EP: One [of Jonathan’s] sibling[s] took a year-and-a-half of not talking to us, really feeling betrayed, et cetera. The second son, who is an artist, really took responsibility and stayed with Jonathan. Me and my wife talk about how it strengthened our relationship, but also how each one of us copes. I talk a lot about coping by making the film. So I cope through making a film about it, and with Jonathan participating, it’s brought us closer.
And you’ll see scenes in the film how the family’s against it, and I’m criticized for exploitation and stuff like that. But I honestly just say that this is my way to cope, to have other people know about it and understand and then we take it out of the closet.
TTN: What do you hope to achieve with this trilogy?

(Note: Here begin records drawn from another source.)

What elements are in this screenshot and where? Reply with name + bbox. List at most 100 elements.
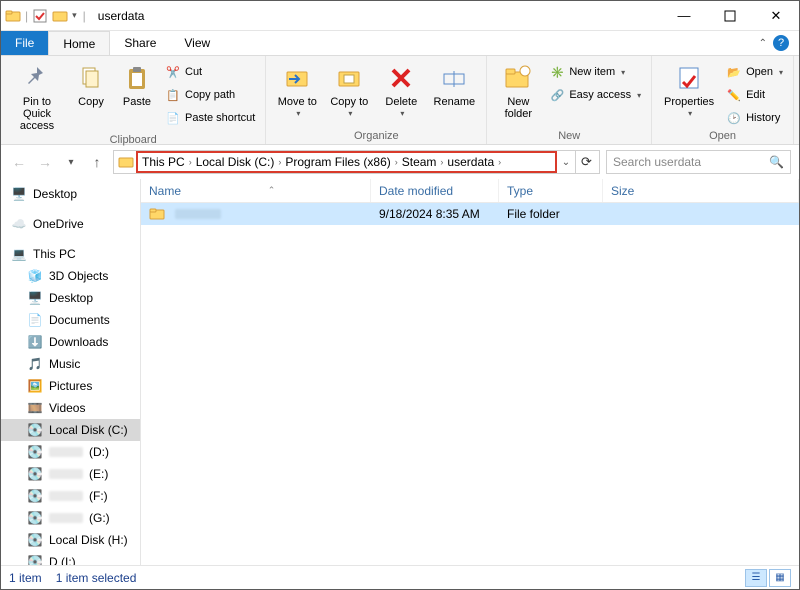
tree-this-pc[interactable]: 💻This PC <box>1 243 140 265</box>
search-icon: 🔍 <box>769 155 784 169</box>
tree-drive-e[interactable]: 💽(E:) <box>1 463 140 485</box>
properties-button[interactable]: Properties <box>660 60 718 119</box>
navigation-pane[interactable]: 🖥️Desktop ☁️OneDrive 💻This PC 🧊3D Object… <box>1 179 141 565</box>
file-list: Name⌃ Date modified Type Size 9/18/2024 … <box>141 179 799 565</box>
delete-button[interactable]: Delete <box>378 60 424 119</box>
easy-access-button[interactable]: 🔗Easy access <box>547 85 643 105</box>
breadcrumb-item[interactable]: This PC› <box>142 155 196 169</box>
chevron-right-icon[interactable]: › <box>395 157 398 167</box>
open-button[interactable]: 📂Open <box>724 62 785 82</box>
new-folder-button[interactable]: New folder <box>495 60 541 120</box>
copy-path-button[interactable]: 📋Copy path <box>163 85 257 105</box>
tree-local-disk-c[interactable]: 💽Local Disk (C:) <box>1 419 140 441</box>
drive-icon: 💽 <box>27 466 43 482</box>
new-item-button[interactable]: ✳️New item <box>547 62 643 82</box>
copy-button[interactable]: Copy <box>71 60 111 108</box>
pictures-icon: 🖼️ <box>27 378 43 394</box>
file-rows[interactable]: 9/18/2024 8:35 AM File folder <box>141 203 799 565</box>
tree-videos[interactable]: 🎞️Videos <box>1 397 140 419</box>
tree-drive-d[interactable]: 💽(D:) <box>1 441 140 463</box>
maximize-button[interactable] <box>707 1 753 31</box>
up-button[interactable]: ↑ <box>87 152 107 172</box>
ribbon-group-open: Properties 📂Open ✏️Edit 🕑History Open <box>652 56 794 144</box>
minimize-button[interactable]: — <box>661 1 707 31</box>
title-bar: | ▾ | userdata — ✕ <box>1 1 799 31</box>
window-controls: — ✕ <box>661 1 799 31</box>
tree-local-disk-h[interactable]: 💽Local Disk (H:) <box>1 529 140 551</box>
tree-drive-f[interactable]: 💽(F:) <box>1 485 140 507</box>
tree-desktop[interactable]: 🖥️Desktop <box>1 183 140 205</box>
tree-desktop-sub[interactable]: 🖥️Desktop <box>1 287 140 309</box>
videos-icon: 🎞️ <box>27 400 43 416</box>
large-icons-view-button[interactable]: ▦ <box>769 569 791 587</box>
ribbon-tabs: File Home Share View ⌃ ? <box>1 31 799 55</box>
cut-button[interactable]: ✂️Cut <box>163 62 257 82</box>
recent-locations-button[interactable]: ▾ <box>61 152 81 172</box>
drive-icon: 💽 <box>27 510 43 526</box>
quick-access-toolbar: | ▾ | <box>5 8 88 24</box>
tree-3d-objects[interactable]: 🧊3D Objects <box>1 265 140 287</box>
column-name[interactable]: Name⌃ <box>141 179 371 202</box>
forward-button[interactable]: → <box>35 152 55 172</box>
column-date[interactable]: Date modified <box>371 179 499 202</box>
chevron-right-icon[interactable]: › <box>189 157 192 167</box>
tree-pictures[interactable]: 🖼️Pictures <box>1 375 140 397</box>
qat-overflow-icon[interactable]: ▾ <box>72 10 77 21</box>
ribbon-group-select: ▦Select all ▢Select none ◩Invert selecti… <box>794 56 800 144</box>
history-button[interactable]: 🕑History <box>724 108 785 128</box>
pin-to-quick-access-button[interactable]: Pin to Quick access <box>9 60 65 132</box>
copy-to-button[interactable]: Copy to <box>326 60 372 119</box>
checkbox-icon[interactable] <box>32 8 48 24</box>
tree-music[interactable]: 🎵Music <box>1 353 140 375</box>
search-placeholder: Search userdata <box>613 155 701 169</box>
drive-icon: 💽 <box>27 444 43 460</box>
tab-home[interactable]: Home <box>48 31 110 55</box>
move-to-button[interactable]: Move to <box>274 60 320 119</box>
downloads-icon: ⬇️ <box>27 334 43 350</box>
address-dropdown-icon[interactable]: ⌄ <box>557 157 575 168</box>
chevron-right-icon[interactable]: › <box>498 157 501 167</box>
breadcrumb-item[interactable]: userdata› <box>447 155 505 169</box>
tab-file[interactable]: File <box>1 31 48 55</box>
details-view-button[interactable]: ☰ <box>745 569 767 587</box>
ribbon: Pin to Quick access Copy Paste ✂️Cut 📋Co… <box>1 55 799 145</box>
column-type[interactable]: Type <box>499 179 603 202</box>
breadcrumb-item[interactable]: Steam› <box>402 155 448 169</box>
column-size[interactable]: Size <box>603 179 799 202</box>
music-icon: 🎵 <box>27 356 43 372</box>
qat-dropdown-icon[interactable] <box>52 8 68 24</box>
paste-shortcut-button[interactable]: 📄Paste shortcut <box>163 108 257 128</box>
drive-icon: 💽 <box>27 532 43 548</box>
table-row[interactable]: 9/18/2024 8:35 AM File folder <box>141 203 799 225</box>
close-button[interactable]: ✕ <box>753 1 799 31</box>
tree-documents[interactable]: 📄Documents <box>1 309 140 331</box>
desktop-icon: 🖥️ <box>11 186 27 202</box>
address-bar[interactable]: This PC› Local Disk (C:)› Program Files … <box>113 150 600 174</box>
search-box[interactable]: Search userdata 🔍 <box>606 150 791 174</box>
tab-share[interactable]: Share <box>110 31 170 55</box>
tree-onedrive[interactable]: ☁️OneDrive <box>1 213 140 235</box>
tree-drive-i[interactable]: 💽D (I:) <box>1 551 140 565</box>
column-headers: Name⌃ Date modified Type Size <box>141 179 799 203</box>
main-area: 🖥️Desktop ☁️OneDrive 💻This PC 🧊3D Object… <box>1 179 799 565</box>
tree-drive-g[interactable]: 💽(G:) <box>1 507 140 529</box>
ribbon-group-clipboard: Pin to Quick access Copy Paste ✂️Cut 📋Co… <box>1 56 266 144</box>
rename-button[interactable]: Rename <box>430 60 478 108</box>
collapse-ribbon-icon[interactable]: ⌃ <box>759 38 767 49</box>
drive-icon: 💽 <box>27 488 43 504</box>
chevron-right-icon[interactable]: › <box>278 157 281 167</box>
new-group-title: New <box>495 128 643 142</box>
breadcrumb-item[interactable]: Local Disk (C:)› <box>196 155 286 169</box>
edit-button[interactable]: ✏️Edit <box>724 85 785 105</box>
back-button[interactable]: ← <box>9 152 29 172</box>
help-icon[interactable]: ? <box>773 35 789 51</box>
window-title: userdata <box>98 9 145 23</box>
open-group-title: Open <box>660 128 785 142</box>
chevron-right-icon[interactable]: › <box>440 157 443 167</box>
status-item-count: 1 item <box>9 571 42 585</box>
tree-downloads[interactable]: ⬇️Downloads <box>1 331 140 353</box>
breadcrumb-item[interactable]: Program Files (x86)› <box>285 155 401 169</box>
refresh-button[interactable]: ⟳ <box>575 151 597 173</box>
tab-view[interactable]: View <box>170 31 224 55</box>
paste-button[interactable]: Paste <box>117 60 157 108</box>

EP: I think the first thing is to bring it to the foreground, to have people talk about it. Then there’s the issue of the stereotype. I want people, who, when they see homeless on the street, they’ll see faces. They need to understand that for homeless people, every little hill is a mountain, and the same thing for mental illness. Just knowing my son isn’t portrayed in a film just as ‘schizophrenic Jonathan,’ but Jonathan who also is a musician, a son and a soldier. So stereotypes are broken when you start seeing three dimensions.
I also want to help families to look what we’re going through and find a way to identify with that. To understand that they’re not alone and to be able to talk about it.